End-to-end training with global optimization have popularized graph neural networks (GNNs) for node classification, yet inadvertently introduced vulnerabilities to adversarial edge-perturbing attacks. Adversaries can exploit the inherent opened interfaces of GNNs' input and output, perturbing critical edges and thus manipulating the classification results. Current defenses, due to their persistent utilization of global-optimization-based end-to-end training schemes, inherently encapsulate the vulnerabilities of GNNs. This is specifically evidenced in their inability to defend against targeted secondary attacks. In this paper, we propose the Graph Agent Network (GAgN) to address the aforementioned vulnerabilities of GNNs. GAgN is a graph-structured agent network in which each node is designed as an 1-hop-view agent. Through the decentralized interactions between agents, they can learn to infer global perceptions to perform tasks including inferring embeddings, degrees and neighbor relationships for given nodes. This empowers nodes to filtering adversarial edges while carrying out classification tasks. Furthermore, agents' limited view prevents malicious messages from propagating globally in GAgN, thereby resisting global-optimization-based secondary attacks.

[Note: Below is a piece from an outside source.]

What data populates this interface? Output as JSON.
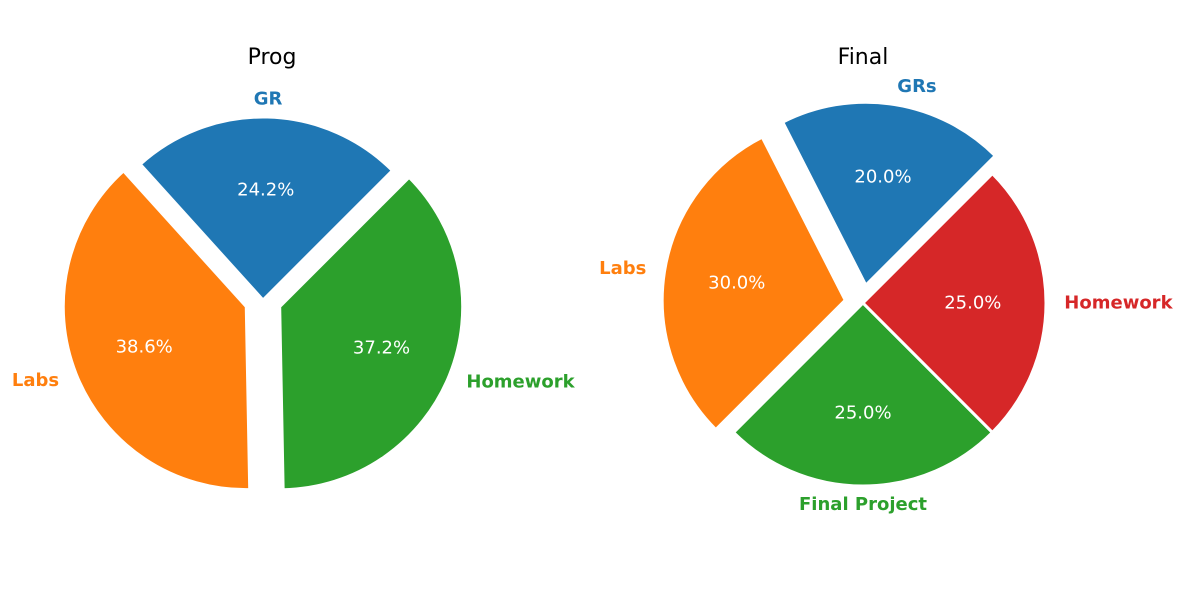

We prove that single-hidden-layer multilayer perceptrons (MLPs) are theoretically sufficient to achieve these functionalities. Experimental results show that GAgN effectively implements all its intended capabilities and, compared to state-of-the-art defenses, achieves optimal classification accuracy on the perturbed datasets.

翻译：基于全局优化的端到端训练使得图神经网络（GNNs）在节点分类任务中得到广泛应用，但无意中引入了对对抗性边扰动攻击的脆弱性。攻击者可利用GNN输入与输出固有的开放接口，扰动关键边从而操纵分类结果。现有防御方法由于持续采用基于全局优化的端到端训练方案，本质上封装了GNN的固有脆弱性，这尤其体现在其无法抵御针对性二次攻击。本文提出图智能体网络（GAgN）以解决上述GNN脆弱性问题。GAgN是一种图结构智能体网络，其中每个节点被设计为具有单跳视野的智能体。通过智能体间的去中心化交互，它们能够学习推断全局感知，以执行包括推断给定节点的嵌入、度数与邻居关系等任务。这使得节点在执行分类任务的同时能够过滤对抗性边。此外，智能体的有限视野可阻止恶意信息在GAgN中全局传播，从而抵御基于全局优化的二次攻击。我们证明单隐藏层多层感知机（MLPs）在理论上足以实现这些功能。实验结果表明，GAgN有效实现了所有预期能力，并且在扰动数据集上相比现有最优防御方法取得了最佳分类精度。